James C. Logan (January 5, 1914 – February 29, 1997) was a prominent Kansas City area attorney and a national president and expansion leader of Tau Kappa Epsilon fraternity.

==Early life and education==
James C. Logan born January 5, 1914, to Mr. and Mrs. James Montgomery Logan. He earned his A.B. degree in psychology from Baker University in 1933, where he was a member of the Zeta Chi fraternity. Zeta Chi is the oldest independent fraternity west of the Mississippi River. At Baker, Logan was also Junior class president and a varsity debater. In 1936, Logan graduated from Washington University in St. Louis with a LL. B. degree. While he was a student at Washington University, he was initiated into the Xi chapter of Tau Kappa Epsilon. Logan earned a Ph.D. degree from the University of Kansas.

==Fraternity leadership==
After graduating from Washington University, Logan returned to Kansas City where he remained actively involved with Tau Kappa Epsilon in regional affairs. He served in the position of Kansas-Nebraska Province Hegemon, and between 1939-1941 he played a key role establishing the Eta Colony of TKE at the University of Kansas and the Chi Beta Colony of TKE at the University of Missouri.

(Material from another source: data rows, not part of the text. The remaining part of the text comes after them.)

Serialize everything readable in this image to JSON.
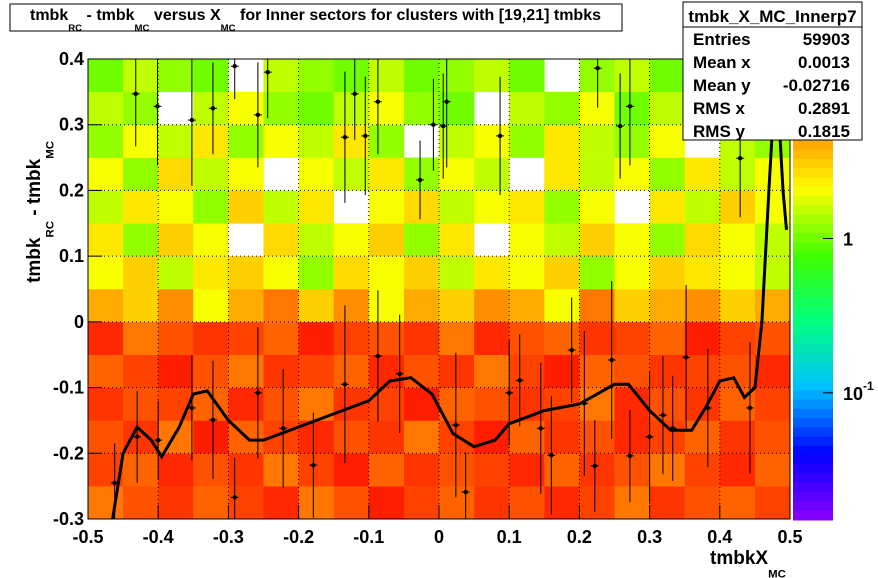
{
  "chart_data": {
    "type": "heatmap",
    "title": [
      {
        "text": "tmbk"
      },
      {
        "text": "RC",
        "sub": true
      },
      {
        "text": " - tmbk"
      },
      {
        "text": "MC",
        "sub": true
      },
      {
        "text": " versus X"
      },
      {
        "text": "MC",
        "sub": true
      },
      {
        "text": " for Inner sectors for clusters with [19,21] tmbks"
      }
    ],
    "x_label": [
      {
        "text": "tmbkX"
      },
      {
        "text": "MC",
        "sub": true
      }
    ],
    "y_label": [
      {
        "text": "tmbk"
      },
      {
        "text": "RC",
        "sub": true
      },
      {
        "text": " - tmbk"
      },
      {
        "text": "MC",
        "sub": true
      }
    ],
    "xlim": [
      -0.5,
      0.5
    ],
    "ylim": [
      -0.3,
      0.4
    ],
    "xticks": [
      -0.5,
      -0.4,
      -0.3,
      -0.2,
      -0.1,
      0,
      0.1,
      0.2,
      0.3,
      0.4,
      0.5
    ],
    "yticks": [
      -0.3,
      -0.2,
      -0.1,
      0,
      0.1,
      0.2,
      0.3,
      0.4
    ],
    "grid": true,
    "zlim": [
      0.015,
      15
    ],
    "zlog": true,
    "zticks": [
      {
        "value": 1,
        "label": "1"
      },
      {
        "value": 0.1,
        "label": "10",
        "exponent": "-1"
      }
    ],
    "palette": [
      "#8b00ff",
      "#0000ff",
      "#00c0ff",
      "#00ff80",
      "#40ff00",
      "#ffff00",
      "#ff8000",
      "#ff0000"
    ],
    "xbins": [
      -0.5,
      -0.45,
      -0.4,
      -0.35,
      -0.3,
      -0.25,
      -0.2,
      -0.15,
      -0.1,
      -0.05,
      0,
      0.05,
      0.1,
      0.15,
      0.2,
      0.25,
      0.3,
      0.35,
      0.4,
      0.45,
      0.5
    ],
    "ybins": [
      -0.3,
      -0.25,
      -0.2,
      -0.15,
      -0.1,
      -0.05,
      0,
      0.05,
      0.1,
      0.15,
      0.2,
      0.25,
      0.3,
      0.35,
      0.4
    ],
    "z": [
      [
        6,
        8,
        10,
        7,
        9,
        11,
        6,
        8,
        12,
        9,
        7,
        10,
        8,
        11,
        9,
        6,
        10,
        8,
        7,
        9
      ],
      [
        9,
        7,
        11,
        8,
        10,
        6,
        9,
        12,
        7,
        10,
        8,
        9,
        11,
        7,
        10,
        8,
        6,
        9,
        11,
        7
      ],
      [
        8,
        10,
        6,
        12,
        7,
        9,
        11,
        8,
        10,
        6,
        9,
        12,
        7,
        10,
        8,
        11,
        9,
        7,
        10,
        8
      ],
      [
        10,
        8,
        9,
        7,
        11,
        8,
        6,
        10,
        9,
        12,
        7,
        8,
        10,
        9,
        6,
        11,
        8,
        10,
        7,
        9
      ],
      [
        7,
        9,
        12,
        8,
        6,
        10,
        9,
        7,
        11,
        8,
        10,
        6,
        9,
        12,
        7,
        8,
        10,
        9,
        8,
        11
      ],
      [
        11,
        6,
        8,
        10,
        9,
        7,
        12,
        9,
        8,
        10,
        6,
        11,
        8,
        7,
        10,
        9,
        7,
        12,
        9,
        8
      ],
      [
        4,
        3,
        5,
        2,
        4,
        6,
        3,
        5,
        2,
        4,
        3,
        5,
        4,
        2,
        6,
        3,
        4,
        5,
        3,
        4
      ],
      [
        2,
        3,
        1.5,
        2.5,
        3,
        2,
        1.2,
        2.8,
        2,
        3,
        1.5,
        2.5,
        2,
        3,
        1.2,
        2,
        3,
        2.5,
        2,
        1.5
      ],
      [
        2.5,
        1.2,
        3,
        2,
        0,
        2.8,
        1.5,
        2,
        3,
        1.2,
        2.5,
        0,
        2,
        1.5,
        3,
        2,
        1.2,
        2.8,
        2,
        1.5
      ],
      [
        1.5,
        2.5,
        2,
        1.2,
        3,
        1.5,
        2.5,
        0,
        2,
        2.8,
        1.5,
        2,
        2.5,
        1.2,
        2,
        0,
        2.5,
        1.5,
        3,
        2
      ],
      [
        2,
        1.2,
        2.8,
        1.5,
        2,
        0,
        2,
        1.5,
        2.5,
        1.2,
        2,
        1.5,
        0,
        2.5,
        1.5,
        2,
        1.2,
        2.5,
        1.5,
        2
      ],
      [
        1.2,
        2,
        1.5,
        2.5,
        1.2,
        2,
        1.5,
        2.5,
        1.2,
        0,
        1.5,
        2,
        1.2,
        2.5,
        1.5,
        1.2,
        2,
        0,
        1.5,
        1.2
      ],
      [
        1.5,
        1.2,
        0,
        1.5,
        2,
        1.2,
        1,
        1.5,
        2,
        1.2,
        1,
        0,
        1.5,
        1.2,
        2,
        1,
        1.5,
        1.2,
        0,
        1
      ],
      [
        1,
        1.5,
        1.2,
        1,
        0,
        1.5,
        1.2,
        1,
        1.5,
        1,
        1.2,
        1.5,
        1,
        0,
        1.2,
        1.5,
        1,
        1.2,
        1.5,
        1
      ]
    ],
    "profile": {
      "x": [
        -0.462,
        -0.432,
        -0.43,
        -0.401,
        -0.4,
        -0.352,
        -0.352,
        -0.322,
        -0.322,
        -0.291,
        -0.291,
        -0.258,
        -0.258,
        -0.244,
        -0.222,
        -0.179,
        -0.134,
        -0.134,
        -0.12,
        -0.105,
        -0.087,
        -0.087,
        -0.056,
        -0.027,
        -0.008,
        0.006,
        0.011,
        0.024,
        0.038,
        0.087,
        0.1,
        0.115,
        0.145,
        0.16,
        0.189,
        0.207,
        0.222,
        0.226,
        0.246,
        0.258,
        0.272,
        0.272,
        0.3,
        0.319,
        0.333,
        0.352,
        0.383,
        0.399,
        0.413,
        0.429,
        0.443
      ],
      "y": [
        -0.245,
        0.347,
        -0.175,
        0.328,
        -0.18,
        0.307,
        -0.131,
        0.325,
        -0.149,
        0.389,
        -0.267,
        0.315,
        -0.108,
        0.38,
        -0.162,
        -0.218,
        0.281,
        -0.095,
        0.347,
        0.283,
        -0.052,
        0.335,
        -0.079,
        0.216,
        0.3,
        0.298,
        0.335,
        -0.157,
        -0.259,
        0.283,
        -0.108,
        -0.089,
        -0.162,
        -0.203,
        -0.043,
        -0.124,
        -0.219,
        0.386,
        -0.058,
        0.298,
        0.328,
        -0.204,
        -0.175,
        -0.142,
        -0.162,
        -0.054,
        -0.131,
        0.371,
        0.38,
        0.249,
        -0.131
      ],
      "err": [
        0.06,
        0.08,
        0.07,
        0.09,
        0.06,
        0.1,
        0.08,
        0.07,
        0.09,
        0.05,
        0.06,
        0.08,
        0.1,
        0.07,
        0.09,
        0.08,
        0.1,
        0.12,
        0.07,
        0.09,
        0.1,
        0.08,
        0.09,
        0.06,
        0.07,
        0.08,
        0.1,
        0.11,
        0.06,
        0.09,
        0.08,
        0.07,
        0.1,
        0.09,
        0.08,
        0.11,
        0.07,
        0.06,
        0.12,
        0.08,
        0.09,
        0.07,
        0.1,
        0.09,
        0.08,
        0.11,
        0.09,
        0.05,
        0.07,
        0.09,
        0.1
      ]
    },
    "fit": {
      "x": [
        -0.465,
        -0.45,
        -0.43,
        -0.41,
        -0.395,
        -0.37,
        -0.35,
        -0.33,
        -0.3,
        -0.27,
        -0.25,
        -0.2,
        -0.15,
        -0.1,
        -0.07,
        -0.04,
        -0.01,
        0.02,
        0.05,
        0.08,
        0.1,
        0.15,
        0.2,
        0.25,
        0.27,
        0.3,
        0.33,
        0.36,
        0.38,
        0.4,
        0.42,
        0.435,
        0.45,
        0.46,
        0.47,
        0.48,
        0.49,
        0.495
      ],
      "y": [
        -0.3,
        -0.2,
        -0.16,
        -0.18,
        -0.205,
        -0.16,
        -0.11,
        -0.105,
        -0.15,
        -0.18,
        -0.18,
        -0.16,
        -0.14,
        -0.12,
        -0.09,
        -0.085,
        -0.11,
        -0.17,
        -0.19,
        -0.18,
        -0.155,
        -0.135,
        -0.125,
        -0.095,
        -0.095,
        -0.135,
        -0.165,
        -0.165,
        -0.13,
        -0.09,
        -0.085,
        -0.115,
        -0.1,
        0,
        0.2,
        0.39,
        0.2,
        0.14
      ]
    },
    "stats": {
      "name": "tmbk_X_MC_Innerp7",
      "rows": [
        [
          "Entries",
          59903
        ],
        [
          "Mean x",
          0.0013
        ],
        [
          "Mean y",
          -0.02716
        ],
        [
          "RMS x",
          0.2891
        ],
        [
          "RMS y",
          0.1815
        ]
      ]
    }
  }
}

From 1945-47, Logan served his first term on the Grand Council of Tau Kappa Epsilon, as Grand Pylortes. In 1951, the position of Grand Hegemon was created, and Logan was elected to fill the new position. He was elected the 19th Grand Prytanis (national president) at the 27th Conclave in 1953 in Des Moines, Iowa. Logan was re-elected Grand Prytanis at the 28th Conclave, which was held at the Hotel President and Municipal Auditorium in Kansas City, Missouri. During his two terms in office, 44 new chapters were installed, and a national housing fund was established to provide loans to undergraduate chapters for the construction and purchase of fraternity houses. Logan also wrote the first fraternity textbook on chapter rushing entitled "Rushing Tips."

James C. Logan was awarded the Order of the Golden Eagle Award in 1993. The Order of the Golden Eagle is the highest award given to a member of Tau Kappa Epsilon for service to the fraternity.

==Professional career==
James C. Logan was a prominent attorney in the Kansas City metro area. He was a partner at Watson, Ess, Marshall & Enggas in Kansas City, Missouri. He co-authored volumes 1, 1A, and 2 of Missouri Practice Methods, and an authored a number of leading law articles published in The Missouri Law Review, The Controller, and the Kansas City Bar Bulletin. In June 1955, Logan was honored by the Thomas Hart Benton chapter of Phi Alpha Delta national law fraternity for his service to the Kansas City legal community.

A man of strong political views, Logan was elected president of the Jackson County Young GOP Federation in 1938, and he was elected vice president of the Missouri Federation of Young Republic Clubs in 1939. Logan was also a licensed pilot and airplane owner. He was a member of the faculty of the American Aeronautical Institute in Kansas City, where he taught ground curriculum for the CPT program. He was also president of the American Flying Club.